Nearly a quarter (24%) of respondents in a recent study carried out by the Malta Financial Services Authority, have never purchased a home insurance policy. However, the majority of those who have bought a home insurance policy for home loan purposes intend to keep it active after the loan is paid up.  These findings emerged from a consumer study carried out by the Malta Financial Services Authority (MFSA) entitled “Home Insurance: Consumer Research on Attitudes and Behaviour”.

The study also revealed gaps in consumer understanding of what is generally included under a standard Buildings Cover policy as opposed to a Home Contents insurance policy. In fact, one third of respondents were not sure of what is included under standard Buildings Cover and what is covered by a Home Contents insurance policy. Items such as “freezer contents following power outage” or “theft following an imposter knocking at the door, being allowed to enter, and stealing valuables” were wrongly indicated as covered by a Buildings insurance policy. Items such as bicycles, mobile phones and wedding rings were also often wrongly indicated as covered by a Contents Insurance policy.

The research also broadly addressed the factors which affected policyholders when deciding what type of home insurance to purchase, as well as information on consumer satisfaction with the service received.

The fieldwork, which was carried out in the last quarter of 2020, consisted of telephone interviews and online surveys with 700 respondents, who either own the house they live in (with or without a mortgage), do not own the house they live in but have purchased a property (with or without a mortgage) with the intent that it will be their home in the near future or are renting the house they live in.

Emily Benson, Head of Conduct Supervision at the MFSA stated that, “This study was one of the deliverables tied to the MFSA’s Conduct Supervision priorities set out in the Authority’s three-year Strategic Plan 2019-2021. The protection of consumer interests through education and awareness remains at the heart of the Authority’s operations.  The Authority seeks to identify and address information gaps within various groups of the community, to enable them to make informed decisions and enhancing their trust in the financial services system.”

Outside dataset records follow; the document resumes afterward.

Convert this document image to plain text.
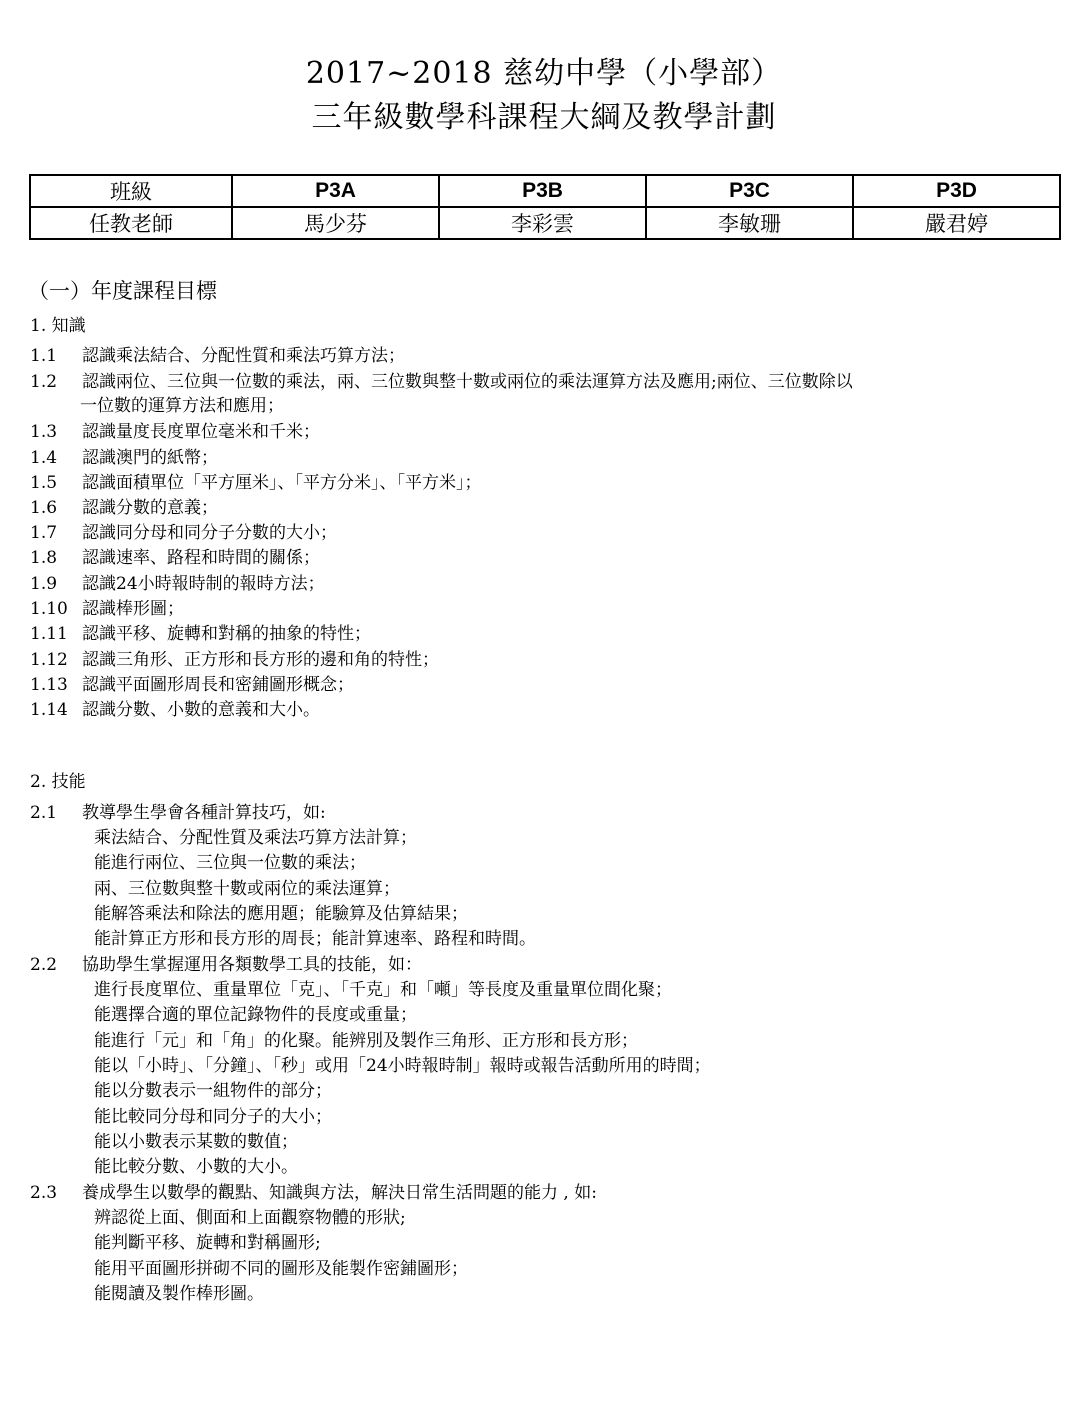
2017~2018 慈幼中學（小學部）
三年級數學科課程大綱及教學計劃
班級	P3A	P3B	P3C	P3D
任教老師	馬少芬	李彩雲	李敏珊	嚴君婷
（一）年度課程目標
1. 知識
1.1 認識乘法結合、分配性質和乘法巧算方法；
1.2 認識兩位、三位與一位數的乘法，兩、三位數與整十數或兩位的乘法運算方法及應用;兩位、三位數除以
一位數的運算方法和應用；
1.3 認識量度長度單位毫米和千米；
1.4 認識澳門的紙幣；
1.5 認識面積單位「平方厘米」、「平方分米」、「平方米」；
1.6 認識分數的意義；
1.7 認識同分母和同分子分數的大小；
1.8 認識速率、路程和時間的關係；
1.9 認識24小時報時制的報時方法；
1.10 認識棒形圖；
1.11 認識平移、旋轉和對稱的抽象的特性；
1.12 認識三角形、正方形和長方形的邊和角的特性；
1.13 認識平面圖形周長和密鋪圖形概念；
1.14 認識分數、小數的意義和大小。
2. 技能
2.1 教導學生學會各種計算技巧，如:
乘法結合、分配性質及乘法巧算方法計算；
能進行兩位、三位與一位數的乘法；
兩、三位數與整十數或兩位的乘法運算；
能解答乘法和除法的應用題；能驗算及估算結果；
能計算正方形和長方形的周長；能計算速率、路程和時間。
2.2 協助學生掌握運用各類數學工具的技能，如：
進行長度單位、重量單位「克」、「千克」和「噸」等長度及重量單位間化聚；
能選擇合適的單位記錄物件的長度或重量；
能進行「元」和「角」的化聚。能辨別及製作三角形、正方形和長方形；
能以「小時」、「分鐘」、「秒」或用「24小時報時制」報時或報告活動所用的時間；
能以分數表示一組物件的部分；
能比較同分母和同分子的大小；
能以小數表示某數的數值；
能比較分數、小數的大小。
2.3 養成學生以數學的觀點、知識與方法，解決日常生活問題的能力 , 如:
辨認從上面、側面和上面觀察物體的形狀;
能判斷平移、旋轉和對稱圖形;
能用平面圖形拼砌不同的圖形及能製作密鋪圖形；
能閱讀及製作棒形圖。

The MFSA will now be further examining and considering the results of this survey in order to address the deficiencies indicated by the findings. In particular, it plans to embark on a number of further consumer education initiatives with respect to insurance products and also to carry out further reviews of the current regulatory framework to assess whether any changes are necessary to address certain shortcomings which resulted from this survey.

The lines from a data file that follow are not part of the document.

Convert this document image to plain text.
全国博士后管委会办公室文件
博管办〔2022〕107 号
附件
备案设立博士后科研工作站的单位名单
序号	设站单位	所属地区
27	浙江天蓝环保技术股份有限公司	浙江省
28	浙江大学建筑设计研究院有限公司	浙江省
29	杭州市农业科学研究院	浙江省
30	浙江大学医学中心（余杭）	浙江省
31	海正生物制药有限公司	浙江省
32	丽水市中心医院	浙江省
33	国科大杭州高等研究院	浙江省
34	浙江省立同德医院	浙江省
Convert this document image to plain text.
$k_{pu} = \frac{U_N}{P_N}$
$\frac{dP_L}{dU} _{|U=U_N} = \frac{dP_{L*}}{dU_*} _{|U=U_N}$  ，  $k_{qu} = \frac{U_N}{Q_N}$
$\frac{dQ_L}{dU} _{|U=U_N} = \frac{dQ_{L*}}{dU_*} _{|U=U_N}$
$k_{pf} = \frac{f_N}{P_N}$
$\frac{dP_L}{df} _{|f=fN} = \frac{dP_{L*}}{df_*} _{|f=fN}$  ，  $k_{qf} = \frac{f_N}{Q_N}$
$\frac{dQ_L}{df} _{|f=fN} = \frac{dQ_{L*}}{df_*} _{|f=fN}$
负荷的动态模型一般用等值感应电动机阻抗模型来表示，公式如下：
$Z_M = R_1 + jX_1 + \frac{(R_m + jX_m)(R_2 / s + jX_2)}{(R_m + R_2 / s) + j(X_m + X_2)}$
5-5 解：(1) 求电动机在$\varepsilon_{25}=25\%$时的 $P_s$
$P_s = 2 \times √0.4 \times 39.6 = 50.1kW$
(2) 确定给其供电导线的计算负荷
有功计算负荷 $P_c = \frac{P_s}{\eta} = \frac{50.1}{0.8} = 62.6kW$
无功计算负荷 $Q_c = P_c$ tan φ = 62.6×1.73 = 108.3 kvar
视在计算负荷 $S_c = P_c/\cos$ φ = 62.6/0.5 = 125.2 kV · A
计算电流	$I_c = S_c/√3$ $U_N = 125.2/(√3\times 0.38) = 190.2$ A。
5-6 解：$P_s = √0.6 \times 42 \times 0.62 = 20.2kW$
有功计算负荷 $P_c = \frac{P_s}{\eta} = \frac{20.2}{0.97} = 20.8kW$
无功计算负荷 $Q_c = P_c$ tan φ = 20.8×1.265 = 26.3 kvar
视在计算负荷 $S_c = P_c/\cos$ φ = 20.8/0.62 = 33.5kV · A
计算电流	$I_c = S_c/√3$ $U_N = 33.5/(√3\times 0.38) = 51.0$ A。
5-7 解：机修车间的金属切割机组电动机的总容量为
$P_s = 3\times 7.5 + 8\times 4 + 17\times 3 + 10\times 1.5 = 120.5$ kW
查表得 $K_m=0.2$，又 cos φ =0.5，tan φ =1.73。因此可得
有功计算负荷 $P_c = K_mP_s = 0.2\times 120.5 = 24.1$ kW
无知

A detailed analysis of responses is published on the MFSA website.



Other key findings revealed the following: (Please refer to accompanying infographic)

  • The sum insured for Buildings is mainly connected to the bank loan requirement.
    • Over 50% of respondents insured their Buildings for the sum stipulated by their bank.
    • On the other hand, for their Contents sum insured, over 50% of the respondents opted to choose a more accurate sum so that their claims could be paid in full.
    • About 54% of the respondents have never updated their sums insured. The tendency not to update the sums insured is higher in younger respondents.
  • Consumer knowledge of the identity of their home insurer was mixed.
    • 70% of respondents who purchased a home insurance policy stated the name of an insurance undertaking when asked who the provider of their home insurance policy was.
    • 12% did not know who the provider of their home insurance policy was.
    • 18% stated the name of an insurance intermediary rather than of an insurance undertaking authorised to provide home cover, showing a lack of knowledge as to who the ultimate risk carrier is.
  • Satisfaction with the handling of home insurance claims was high. Respondents who have made at least one claim were generally satisfied. The main reasons for dissatisfaction quoted were the fact that claims were rejected, or the claimants did not get the amount of compensation they expected.